News for Type 2’s

ASSOCIATED PRESS
Feb. 3, 2000 A technique that allows insulin hormone to be stored in cells
and then released as needed by a pill eventually may offer a treatment for
diabetes that does not require daily injections, researchers say.
THE EXPERIMENTS, thus far, have been performed only on mice, but researchers
say a system using an implanted insulin gene may be ready for human testing
within two years.
In a study to be published Friday in the journal Science, researchers at
Ariad Pharmaceuticals in Cambridge, Mass., and at Memorial Sloan-Kettering
Cancer
Center in New York said the cell engineering technique was able to control
diabetes in a group of laboratory mice and is now being tested on larger
animals.
Tim Clackson, senior author of the study, said that the technique causes
insulin, or some other protein, to clump inside a cell with another protein,

forming a molecule that is too large to leave the cell. A drug, given as a
pill, breaks up the clump, allowing the insulin to flow into the bloodstream
in a way that mimics the spurt of hormone normally secreted by the pancreas.
The amount of protein (such as insulin) that gets released is directly
related to the amount of drug that is given, said Clackson. The more
drug you give, the more protein gets released into circulation.

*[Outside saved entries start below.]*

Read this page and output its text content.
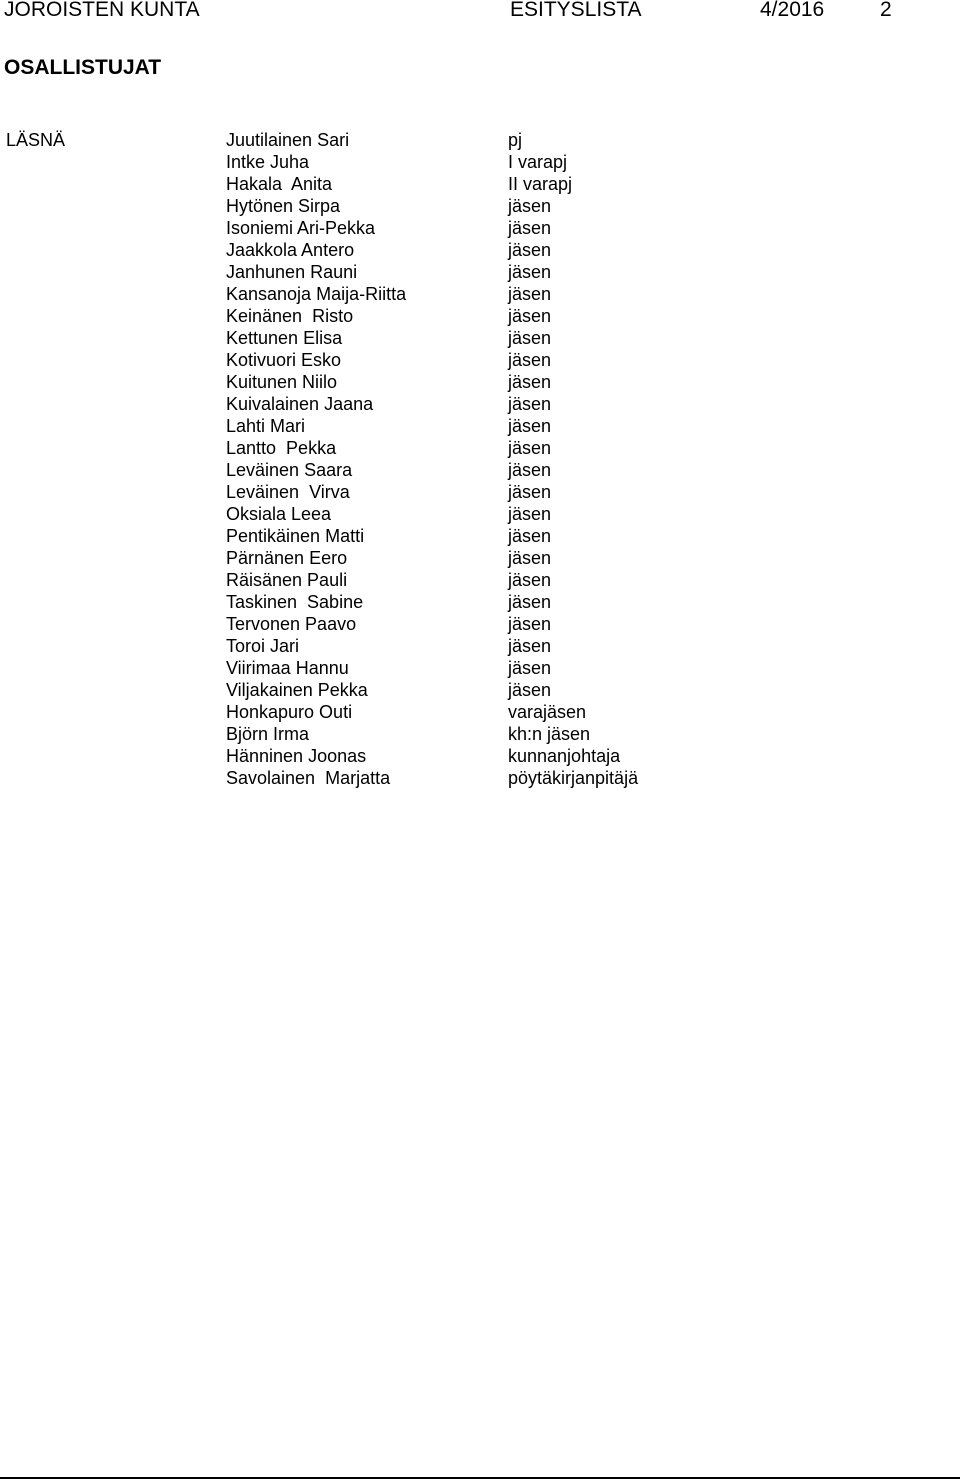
JOROISTEN KUNTA	ESITYSLISTA	4/2016	2
OSALLISTUJAT
LÄSNÄ	Juutilainen Sari	pj
Intke Juha	I varapj
Hakala  Anita	II varapj
Hytönen Sirpa	jäsen
Isoniemi Ari-Pekka	jäsen
Jaakkola Antero	jäsen
Janhunen Rauni	jäsen
Kansanoja Maija-Riitta	jäsen
Keinänen  Risto	jäsen
Kettunen Elisa	jäsen
Kotivuori Esko	jäsen
Kuitunen Niilo	jäsen
Kuivalainen Jaana	jäsen
Lahti Mari	jäsen
Lantto  Pekka	jäsen
Leväinen Saara	jäsen
Leväinen  Virva	jäsen
Oksiala Leea	jäsen
Pentikäinen Matti	jäsen
Pärnänen Eero	jäsen
Räisänen Pauli	jäsen
Taskinen  Sabine	jäsen
Tervonen Paavo	jäsen
Toroi Jari	jäsen
Viirimaa Hannu	jäsen
Viljakainen Pekka	jäsen
Honkapuro Outi	varajäsen
Björn Irma	kh:n jäsen
Hänninen Joonas	kunnanjohtaja
Savolainen  Marjatta	pöytäkirjanpitäjä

In diabetes, the technique theoretically would allow a patient to precisely
control insulin levels in the blood by a pill. Many diabetics now must
control insulin levels by injection.
A common type of diabetes is caused by the failure of the pancreas to
produce an appropriate amount of insulin to metabolize glucose, or
sugar, levels in the blood stream. Normally, the pancreas releases
insulin in response to the detected level of glucose.
CLEVER SCIENCE
Dr. Richard Furlanetto, scientific director of the Juvenile Diabetes
Foundation, said the experimental technique =93is very clever science but
might fall short.
To be truly useful, it would have to be coupled to a system that would
release the hormone in direct response to the levels of glucose in the
blood,
said Furlanetto.
However, Furlanetto said the technique could be very useful in treating
conditions that require periodic secretion, or pulsed release, of some
needed protein, such as growth hormone.
In the experiment, Clackson and his colleagues inserted into laboratory
cells genes that produce insulin and a protein that naturally clumps, or
aggregates, with insulin. Once inside the cells, the genes produce the two
proteins. They form clusters that are too large to pass through pores in the
walls of the cell compartments.
The engineered cells were then injected into the muscles of mice that are
diabetic and normally develop high levels of glucose in the blood.

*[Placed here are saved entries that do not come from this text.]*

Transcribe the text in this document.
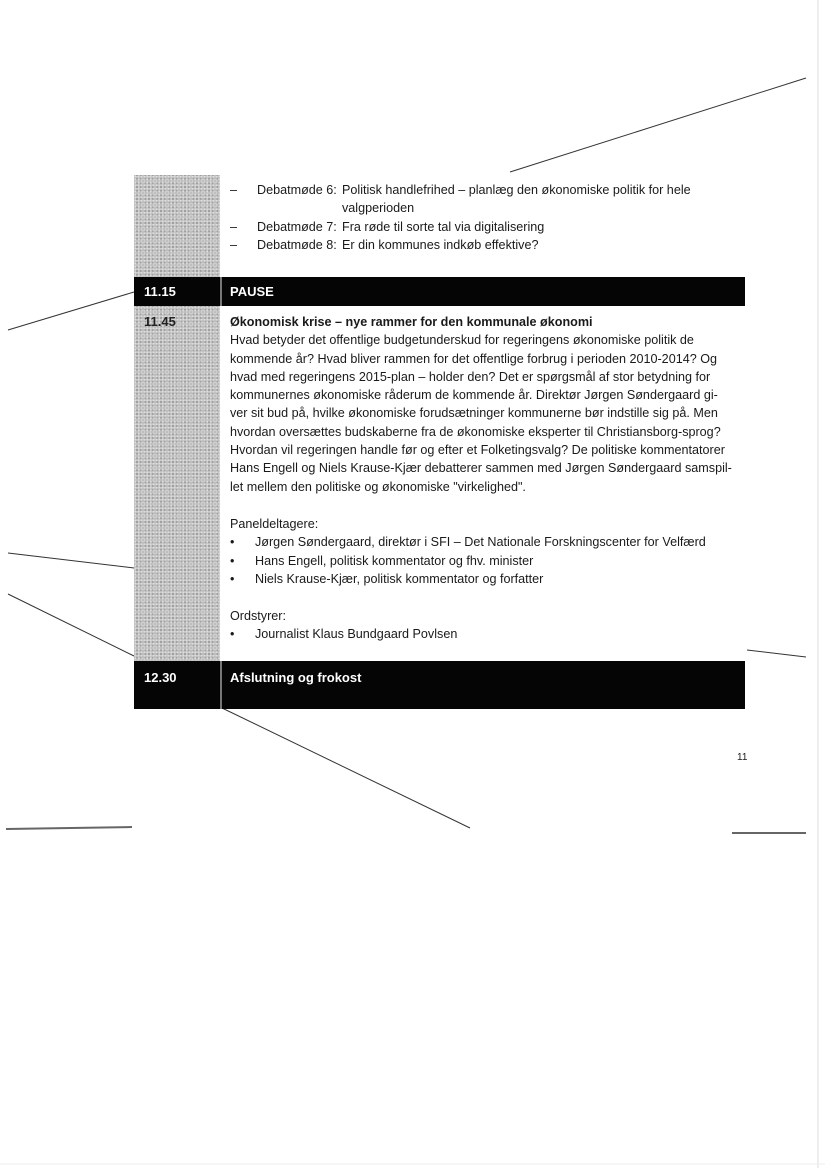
– Debatmøde 6: Politisk handlefrihed – planlæg den økonomiske politik for hele
valgperioden
– Debatmøde 7: Fra røde til sorte tal via digitalisering
– Debatmøde 8: Er din kommunes indkøb effektive?
11.15	PAUSE
11.45	Økonomisk krise – nye rammer for den kommunale økonomi
Hvad betyder det offentlige budgetunderskud for regeringens økonomiske politik de
kommende år? Hvad bliver rammen for det offentlige forbrug i perioden 2010-2014? Og
hvad med regeringens 2015-plan – holder den? Det er spørgsmål af stor betydning for
kommunernes økonomiske råderum de kommende år. Direktør Jørgen Søndergaard gi-
ver sit bud på, hvilke økonomiske forudsætninger kommunerne bør indstille sig på. Men
hvordan oversættes budskaberne fra de økonomiske eksperter til Christiansborg-sprog?
Hvordan vil regeringen handle før og efter et Folketingsvalg? De politiske kommentatorer
Hans Engell og Niels Krause-Kjær debatterer sammen med Jørgen Søndergaard samspil-
let mellem den politiske og økonomiske "virkelighed".
Paneldeltagere:
• Jørgen Søndergaard, direktør i SFI – Det Nationale Forskningscenter for Velfærd
• Hans Engell, politisk kommentator og fhv. minister
• Niels Krause-Kjær, politisk kommentator og forfatter
Ordstyrer:
• Journalist Klaus Bundgaard Povlsen
12.30	Afslutning og frokost
11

When these mice were fed a drug that caused the protein clusters to split
apart, insulin was released into the bloodstream and glucose levels dropped
to normal.
In control mice, which had the engineered cells but were not given the oral
drug, insulin did not appear in the bloodstream and glucose levels stayed
high.
The insulin stays in the compartments of the cell and has no toxicity or
adverse effects. It just sits there, said Clackson. Only when the
animal receives the drug do the aggregates break apart and then flow
into the circulation.
Clackson said the experiment was only a proof of concept for the
technique. The next step is to transfer genes directly into body muscle
cells, a common gene therapy technique. To do this, the target genes
will be put into a virus that would be injected and deliver the genes into
muscle cells, he said.
Although the initial target of the research is diabetes, Clackson said the
protein clustering technique could also be used to deliver any protein that
the body needs in spurts. For instance, the technique could be used to
administer growth hormone, or proteins that would provide pain relief,
appetite control or correct brain chemistry, he said.